Institute for Technologies and Management of Digital Transformation

Utilizing Embeddings to Learn a Universal Customer Behavior Representation in E-Commerce

Miguel Alves Gomes' dissertation examines how embeddings can be used to create general customer representations in e-commerce.
In online retail, good personalization determines success or failure. At the same time, data protection and data minimization are becoming increasingly important. The approach developed by Miguel Alves Gomes uses embeddings that are learned from observed customer behavior. These latent representations can then be used in a variety of ways for different personalization tasks, such as predicting purchase or click intentions.
In order to reflect the highly dynamic nature of e-commerce, the embeddings were expanded to include lifelong learning mechanisms. Through incremental and continuous learning, the models continuously adapt to new trends and changing user behavior without immediately losing what they have learned so far.

We asked Miguel about his dissertation:

What was the context of your dissertation? What projects or other factors particularly influenced your dissertation?

When I started at TMDT, I had the opportunity to get a taste of various projects, one of which was the industry project with Breinify. The work was challenging, but also very inspiring. I found it particularly fascinating how complex human behavior is compared to other types of data.
While images or language often follow clear patterns, human behavior is highly individual, yet patterns can be identified that can be represented mathematically in a latent vector space. This insight motivated me to devote my dissertation to precisely this challenge: how behavior can be generalized using machine learning methods without losing its individuality.

How does your work contribute to the field of research?

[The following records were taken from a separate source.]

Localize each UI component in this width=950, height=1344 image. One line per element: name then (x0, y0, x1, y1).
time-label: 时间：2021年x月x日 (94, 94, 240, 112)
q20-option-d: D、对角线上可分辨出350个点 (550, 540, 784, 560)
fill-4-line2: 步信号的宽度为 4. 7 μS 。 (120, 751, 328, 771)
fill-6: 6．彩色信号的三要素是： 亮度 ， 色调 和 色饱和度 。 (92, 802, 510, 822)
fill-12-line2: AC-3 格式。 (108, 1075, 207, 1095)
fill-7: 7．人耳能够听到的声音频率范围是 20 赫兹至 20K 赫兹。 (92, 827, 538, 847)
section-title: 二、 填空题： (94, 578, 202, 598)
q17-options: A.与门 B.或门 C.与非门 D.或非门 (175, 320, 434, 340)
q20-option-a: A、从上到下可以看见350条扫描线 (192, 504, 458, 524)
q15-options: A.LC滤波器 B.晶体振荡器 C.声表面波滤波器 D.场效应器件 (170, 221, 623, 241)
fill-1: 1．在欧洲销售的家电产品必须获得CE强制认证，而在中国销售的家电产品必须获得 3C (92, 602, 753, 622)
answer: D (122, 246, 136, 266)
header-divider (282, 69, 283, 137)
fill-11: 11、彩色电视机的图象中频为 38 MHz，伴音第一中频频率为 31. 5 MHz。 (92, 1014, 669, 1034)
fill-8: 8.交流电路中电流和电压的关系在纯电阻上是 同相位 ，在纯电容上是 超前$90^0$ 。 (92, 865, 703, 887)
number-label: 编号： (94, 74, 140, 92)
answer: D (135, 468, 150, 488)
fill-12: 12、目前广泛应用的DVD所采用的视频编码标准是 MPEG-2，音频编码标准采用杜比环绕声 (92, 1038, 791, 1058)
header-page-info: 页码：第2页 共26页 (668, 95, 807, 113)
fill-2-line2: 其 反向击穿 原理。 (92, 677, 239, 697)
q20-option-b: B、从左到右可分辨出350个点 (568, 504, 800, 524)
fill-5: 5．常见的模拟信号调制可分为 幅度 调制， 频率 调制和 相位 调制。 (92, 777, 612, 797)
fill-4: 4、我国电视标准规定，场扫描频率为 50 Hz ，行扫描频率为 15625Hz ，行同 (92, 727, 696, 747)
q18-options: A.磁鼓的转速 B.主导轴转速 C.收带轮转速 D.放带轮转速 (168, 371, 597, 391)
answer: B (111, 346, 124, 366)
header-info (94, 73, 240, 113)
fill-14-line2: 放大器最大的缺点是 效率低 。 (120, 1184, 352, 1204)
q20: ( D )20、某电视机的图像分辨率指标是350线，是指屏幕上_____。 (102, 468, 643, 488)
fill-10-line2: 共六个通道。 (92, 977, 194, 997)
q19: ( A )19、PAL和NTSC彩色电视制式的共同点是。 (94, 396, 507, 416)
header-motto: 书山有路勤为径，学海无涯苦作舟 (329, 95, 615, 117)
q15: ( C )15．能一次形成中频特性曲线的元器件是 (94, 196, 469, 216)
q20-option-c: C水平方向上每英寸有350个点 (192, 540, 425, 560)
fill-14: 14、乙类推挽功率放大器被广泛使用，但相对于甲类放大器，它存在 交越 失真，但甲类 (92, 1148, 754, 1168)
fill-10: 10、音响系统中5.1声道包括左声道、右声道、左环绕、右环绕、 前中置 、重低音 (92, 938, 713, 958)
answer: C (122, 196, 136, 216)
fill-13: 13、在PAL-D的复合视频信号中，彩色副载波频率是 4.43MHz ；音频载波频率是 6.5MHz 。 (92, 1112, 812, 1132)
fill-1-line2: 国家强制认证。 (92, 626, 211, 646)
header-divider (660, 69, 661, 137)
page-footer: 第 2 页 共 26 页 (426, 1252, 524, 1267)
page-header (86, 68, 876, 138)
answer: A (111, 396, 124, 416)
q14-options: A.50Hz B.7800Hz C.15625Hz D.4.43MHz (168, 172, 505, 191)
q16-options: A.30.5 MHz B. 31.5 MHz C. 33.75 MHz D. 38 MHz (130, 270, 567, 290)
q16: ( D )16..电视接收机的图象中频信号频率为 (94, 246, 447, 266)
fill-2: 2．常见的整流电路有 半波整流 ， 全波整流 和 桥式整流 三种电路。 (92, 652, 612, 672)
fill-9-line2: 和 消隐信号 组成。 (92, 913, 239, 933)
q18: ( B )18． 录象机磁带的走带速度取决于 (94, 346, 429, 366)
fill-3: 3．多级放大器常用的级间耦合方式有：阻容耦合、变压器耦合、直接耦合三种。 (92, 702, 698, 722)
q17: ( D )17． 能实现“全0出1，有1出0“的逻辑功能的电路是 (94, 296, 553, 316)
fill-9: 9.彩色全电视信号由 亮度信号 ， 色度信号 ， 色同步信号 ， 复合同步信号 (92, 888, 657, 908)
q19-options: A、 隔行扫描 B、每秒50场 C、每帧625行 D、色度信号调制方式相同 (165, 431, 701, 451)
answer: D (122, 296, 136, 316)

Personalization in e-commerce is not a new topic. Large companies such as Amazon and Alibaba have been shaping this field for years. They have enormous amounts of data at their disposal to train huge models and continuously optimize them.
But what happens when there is not enough data available, for example in smaller online shops where users do not have to register and interactions are correspondingly sparse? In such scenarios, traditional expert systems are usually used because data-hungry AI models are simply not applicable here. However, these systems have two key disadvantages:
1. They generate rigid, application-specific customer representations that have to be manually adjusted every time the use case changes, for example.
2.    They are not real-time capable, which limits their use to campaigns or batch analyses.
This is where my approach comes in: Through self-supervised learning, embeddings can be learned directly from existing interaction data, even with small amounts of data, without labels and without explicit user information. This enables flexible, scalable, and privacy-friendly personalization that can be used in real time, even for unknown users.

What does the future hold for you and the topic?

Die Vorhersage von Verhalten fasziniert mich weiterhin sehr. Ich möchte das Thema über den E-Commerce hinausdenken, denn Verhalten spielt in vielen Bereichen eine Rolle:

Im Bildungsbereich etwa kann es helfen, Lernprozesse besser zu verstehen und individuell zu unterstützen. In der Medizin könnte es genutzt werden, um Krankheitsverläufe oder Therapieerfolge vorherzusagen. Selbst im Tierschutz kann das Verständnis von Verhaltensmustern neue Perspektiven eröffnen.

Ich sehe Verhalten daher als eine universelle Datenkategorie und möchte weiter erforschen, wie wir diese mithilfe von KI besser verstehen, modellieren und verantwortungsvoll nutzen können.

Ich freue mich, dass ich auch am TMDT bleiben werde, um genau diese Verhaltensthematik weiter voranzutreiben und neue Anwendungsmöglichkeiten datengetriebener Verhaltensmodelle zu erschließen.